Turns out the owner, named Grey, is renting out spaces at $10 a night – our kind of price!  We had electricity, bathrooms, and a shower that didn’t work – for our morning shower, we hiked up to the house, past two hysterically barking dogs, and showered in the spare bathroom after Grey’s wife came out to greet us.  Uh huh.  Really.  (This is after I went into the shower by the van, found neither shower worked, and came out wrapped in a towel to find out what was going on.)

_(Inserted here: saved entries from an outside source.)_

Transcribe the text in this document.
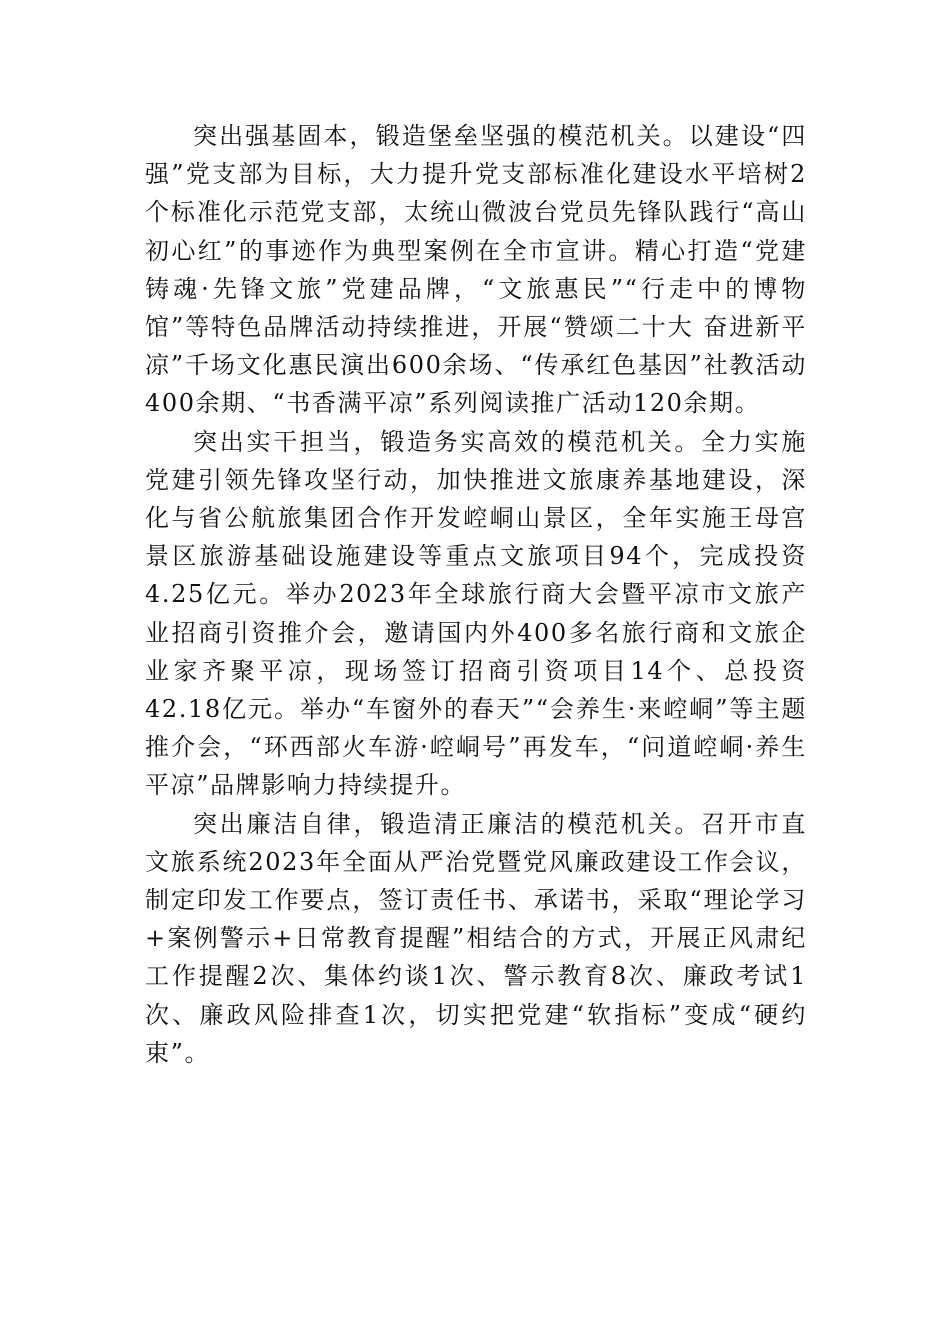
突出强基固本，锻造堡垒坚强的模范机关。以建设“四强”党支部为目标，大力提升党支部标准化建设水平培树2个标准化示范党支部，太统山微波台党员先锋队践行“高山初心红”的事迹作为典型案例在全市宣讲。精心打造“党建铸魂·先锋文旅”党建品牌，“文旅惠民”“行走中的博物馆”等特色品牌活动持续推进，开展“赞颂二十大 奋进新平凉”千场文化惠民演出600余场、“传承红色基因”社教活动400余期、“书香满平凉”系列阅读推广活动120余期。

突出实干担当，锻造务实高效的模范机关。全力实施党建引领先锋攻坚行动，加快推进文旅康养基地建设，深化与省公航旅集团合作开发崆峒山景区，全年实施王母宫景区旅游基础设施建设等重点文旅项目94个，完成投资4.25亿元。举办2023年全球旅行商大会暨平凉市文旅产业招商引资推介会，邀请国内外400多名旅行商和文旅企业家齐聚平凉，现场签订招商引资项目14个、总投资42.18亿元。举办“车窗外的春天”“会养生·来崆峒”等主题推介会，“环西部火车游·崆峒号”再发车，“问道崆峒·养生平凉”品牌影响力持续提升。

突出廉洁自律，锻造清正廉洁的模范机关。召开市直文旅系统2023年全面从严治党暨党风廉政建设工作会议，制定印发工作要点，签订责任书、承诺书，采取“理论学习+案例警示+日常教育提醒”相结合的方式，开展正风肃纪工作提醒2次、集体约谈1次、警示教育8次、廉政考试1次、廉政风险排查1次，切实把党建“软指标”变成“硬约束”。
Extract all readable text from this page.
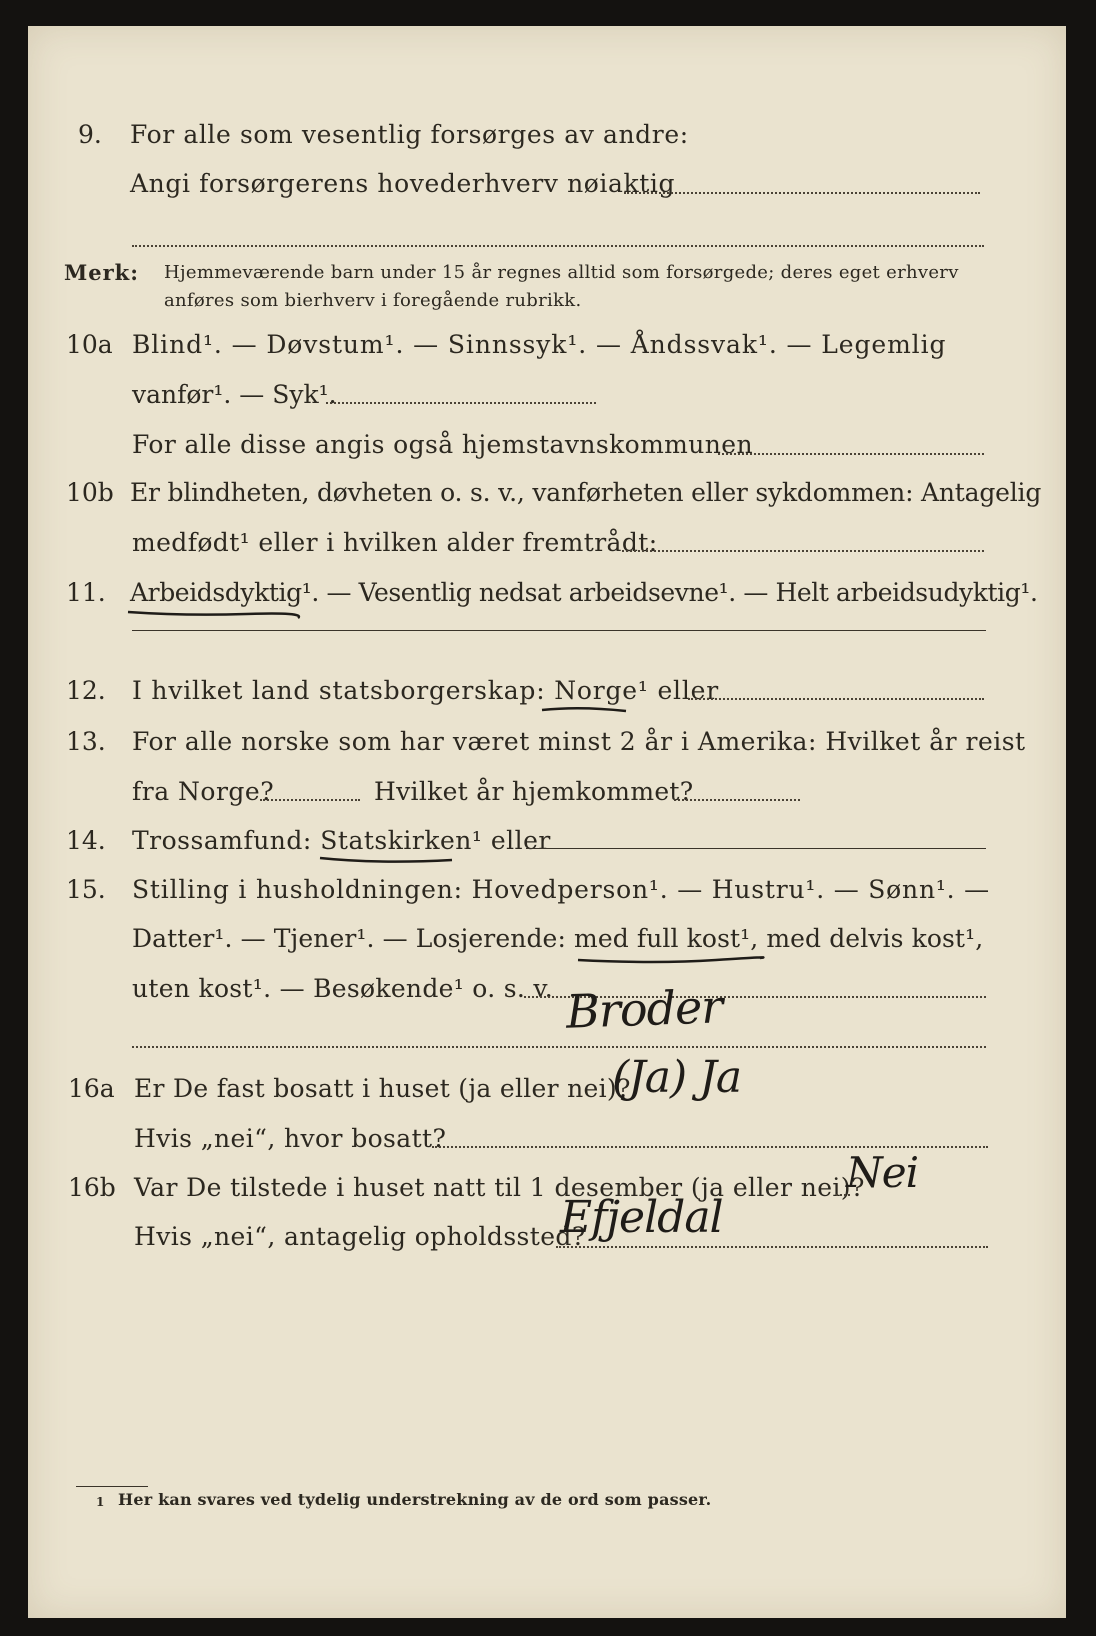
9. For alle som vesentlig forsørges av andre:
Angi forsørgerens hovederhverv nøiaktig
Merk: Hjemmeværende barn under 15 år regnes alltid som forsørgede; deres eget erhverv
anføres som bierhverv i foregående rubrikk.
10a Blind¹. — Døvstum¹. — Sinnssyk¹. — Åndssvak¹. — Legemlig
vanfør¹. — Syk¹.
For alle disse angis også hjemstavnskommunen
10b Er blindheten, døvheten o. s. v., vanførheten eller sykdommen: Antagelig
medfødt¹ eller i hvilken alder fremtrådt:
11. Arbeidsdyktig¹. — Vesentlig nedsat arbeidsevne¹. — Helt arbeidsudyktig¹.
12. I hvilket land statsborgerskap: Norge¹ eller
13. For alle norske som har været minst 2 år i Amerika: Hvilket år reist
fra Norge?	Hvilket år hjemkommet?
14. Trossamfund: Statskirken¹ eller
15. Stilling i husholdningen: Hovedperson¹. — Hustru¹. — Sønn¹. —
Datter¹. — Tjener¹. — Losjerende: med full kost¹, med delvis kost¹,
uten kost¹. — Besøkende¹ o. s. v. Broder
16a Er De fast bosatt i huset (ja eller nei)?
(Ja) Ja
Hvis „nei“, hvor bosatt?
16b Var De tilstede i huset natt til 1 desember (ja eller nei)?
Nei
Hvis „nei“, antagelig opholdssted?
Efjeldal
1 Her kan svares ved tydelig understrekning av de ord som passer.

There were only the two caravans, us and the bus people, who stayed the night.  Grey showed us that we could go through the gate, into the paddock (pasture) and back, to have a bit of a hike and visit the two-day-old baby alpaca.  So we wandered past the field of geese, bypassed the horses, and ended up in what I can only describe as the graveyard for farm equipment.  Seriously, aging and rusting tractors and balers and who knows what else, all gathered in one section – along with a French fry machine, claiming it makes fries in 45 seconds.  There were parts of bicycles, a few washing machines, broken toilets, and a few abandoned cars.  Plus two white and one brown fully grown alpacas, and a tiny skinny little white alpaca who was very curious about us, and he gave a few prancing steps toward us before following his mother in the other direction.

Then on beyond the alpaca, another gate led us to the sheep – they greeted us with a few “ba-a-a-ahs” in husky voices, and a few babies looked up and said hello.  I tried getting the babies to come over for a pet and a photo, but they weren’t going for it.  Then we noticed one baby sheep (not newborn, but still quite young) who had been adventurous and gotten himself out of the pen and into the field on the other side of the fence – he was beginning to get a bit frantic with his ba-a-a-ahs, trying to get his mother to help him out.  She ignored him, knowing he had to learn from his mistake – but Richard and I tried to figure out how to get into the pen to walk across and help little lost guy.  (Couldn’t seem to get the chain off the nail holding the gate shut.)  We started walking around the pen, but then little lost guy figured out how to climb under the fencing wire, and was reunited with his mum.  So we didn’t need to rescue him.

All this with bunnies running and hopping up and down the hills and hiding under abandoned equipment and piles of wood and galvanized metal, geese quacking in the distance, and the local pookah birds flying by.  And, of course, walking carefully to avoid the various animals’, uh, leavings.

So then we walked back through the machinery cemetery, past the various corrals of animals, and back to our caravan sitting amidst the parked (and maybe abandoned) other camping caravans.

It was an experience!!!  Quite the place!  Grey told us that he’s half Maori (and there was a waka, a canoe, up in front).  A few people came by in the morning for a horse ride through the hills.  We did sleep well, and we’ll probably always laugh about the motor home farm for years to come!